O processo ainda está em marcha, pelo que fazer uma avaliação nesta fase é prematuro. Não obstante, do que se conhece, as diretrizes vão ao encontro do que as empresas têm vindo a reivindicar. Destaca-se naturalmente (i) a evolução para um Balcão Único dos Fundos, promovendo a centralização dos canais de acesso e comunicação com os promotores, (ii) a interoperabilidade com toda a informação residente na Administração Pública (princípio do only once), e (iii) a harmonização e simplificação dos formulários de candidatura, restringindo a informação exigida ao mínimo necessário.
Quais os sectores/tipo de projectos que mais poderão beneficiar destes apoios, tanto ao nível privado, como da infraestrutura e serviços públicos?

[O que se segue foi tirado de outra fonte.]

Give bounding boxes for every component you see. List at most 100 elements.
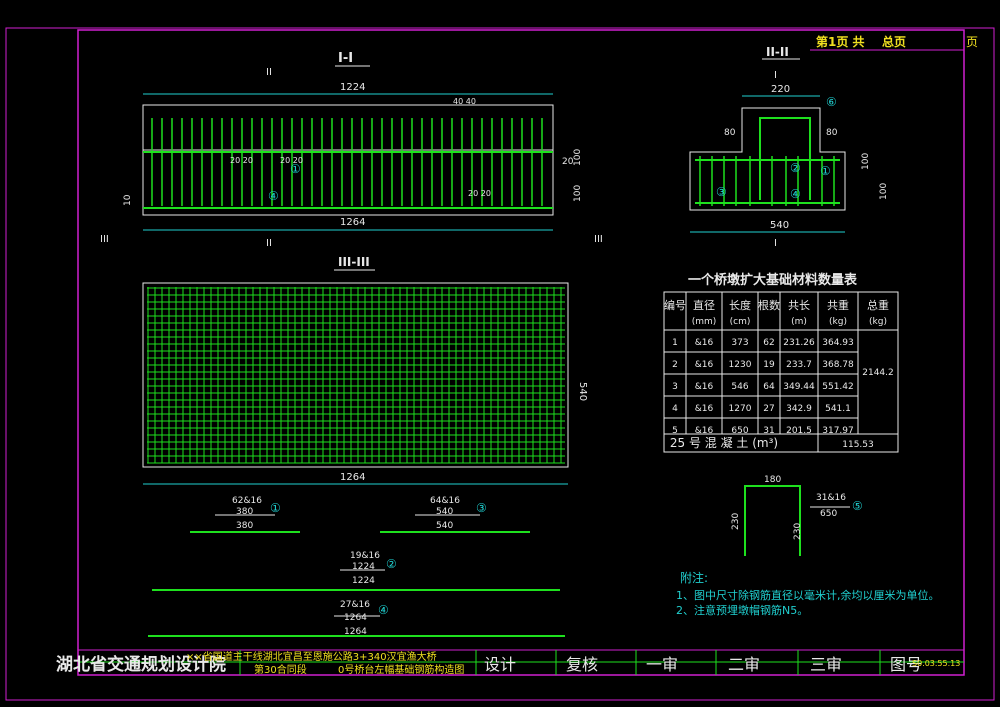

A Estratégia Portugal 2030 está focada em quatro agendas temáticas centrais: i) as pessoas primeiro: um melhor equilíbrio demográfico, maior inclusão, menos desigualdade; ii) digitalização, inovação e qualificações como motores do desenvolvimento; iii) transição climática e sustentabilidade dos recursos, e iv) um país competitivo externamente e coeso internamente.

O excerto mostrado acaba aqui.